11. The apparatus according to claim 8, wherein the creation module comprises:

an obtaining unit, configured to obtain a current test number; and

a setting unit, configured to set the ringing simulation data as a ringing state corresponding to a preset number segment in response to a determination that the current test number belongs to the preset number segment.

12. The apparatus according to claim 8, wherein the creation module further comprises:

a generating unit, configured to generate a random ratio value randomly; and

a setting unit, configured to a ratio interval to which the random ratio value belongs, and set the ringing simulation data as a ringing state corresponding to the ratio interval.

13. The apparatus according to claim 8, wherein the instruction execution system is further configured by the instructions to implement:

an obtaining unit, configured to obtain online call data; and

a generating unit, configured to generate the call simulation data based on the online call data.

14. The apparatus according to claim 8, wherein the instruction execution system is further configured by the instructions to implement:

a determining unit, configured to determining a plurality of call durations; and

a generating unit, configured to simulate and generate a call record for each call duration, and to generate the call simulation data based on the call duration and the call record.

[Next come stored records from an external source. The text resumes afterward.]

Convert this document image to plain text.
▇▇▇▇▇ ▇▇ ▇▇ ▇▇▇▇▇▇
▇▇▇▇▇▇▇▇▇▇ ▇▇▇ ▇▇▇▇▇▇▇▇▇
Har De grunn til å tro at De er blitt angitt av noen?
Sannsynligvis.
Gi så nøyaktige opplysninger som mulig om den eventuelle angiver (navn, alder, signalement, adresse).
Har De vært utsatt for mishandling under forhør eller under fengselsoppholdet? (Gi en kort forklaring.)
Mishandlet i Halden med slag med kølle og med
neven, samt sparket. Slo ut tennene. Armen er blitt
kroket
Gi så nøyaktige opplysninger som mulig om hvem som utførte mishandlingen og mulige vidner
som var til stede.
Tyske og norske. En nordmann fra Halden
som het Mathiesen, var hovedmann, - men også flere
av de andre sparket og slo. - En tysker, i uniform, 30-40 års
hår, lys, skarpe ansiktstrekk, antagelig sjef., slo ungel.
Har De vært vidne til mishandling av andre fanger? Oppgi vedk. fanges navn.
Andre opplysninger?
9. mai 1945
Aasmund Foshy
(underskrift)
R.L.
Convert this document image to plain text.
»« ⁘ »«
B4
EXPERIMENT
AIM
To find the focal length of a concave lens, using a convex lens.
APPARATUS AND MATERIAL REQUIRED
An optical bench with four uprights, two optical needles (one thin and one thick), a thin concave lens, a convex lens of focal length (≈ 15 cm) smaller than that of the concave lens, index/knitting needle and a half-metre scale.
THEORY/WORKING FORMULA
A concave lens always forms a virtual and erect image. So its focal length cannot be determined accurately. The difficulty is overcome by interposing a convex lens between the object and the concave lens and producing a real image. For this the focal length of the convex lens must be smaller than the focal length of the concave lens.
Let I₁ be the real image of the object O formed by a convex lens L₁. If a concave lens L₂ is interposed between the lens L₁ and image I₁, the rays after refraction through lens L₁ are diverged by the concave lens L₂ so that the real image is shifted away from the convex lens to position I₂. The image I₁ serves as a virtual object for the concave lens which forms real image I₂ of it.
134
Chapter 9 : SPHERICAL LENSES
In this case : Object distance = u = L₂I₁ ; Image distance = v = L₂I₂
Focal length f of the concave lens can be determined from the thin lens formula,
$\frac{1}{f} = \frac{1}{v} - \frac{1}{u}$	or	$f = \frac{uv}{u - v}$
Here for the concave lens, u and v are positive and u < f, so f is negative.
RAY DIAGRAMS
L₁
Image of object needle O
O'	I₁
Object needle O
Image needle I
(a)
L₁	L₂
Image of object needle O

15. A non-transitory computer-readable storage medium having computer instructions stored thereon, wherein the computer instructions are configured to cause a computer to execute a method for testing a dialogue platform, and the method comprises:

creating at least one simulation test instance, wherein the simulation test instance comprises a plurality of test task information, each test task information comprises test numbers, ringing simulation data, and call simulation data;

sending the test numbers to the dialogue platform to start a test;

sending the ringing simulation data to the dialogue platform, to receive task states fed back by the dialogue platform;

sending the call simulation data to the dialogue platform, to receive dialogue data fed back by the dialogue platform; and

performing a dialogue test on the dialogue platform based on the test tasks, the task states corresponding to the test tasks, and the dialogue data.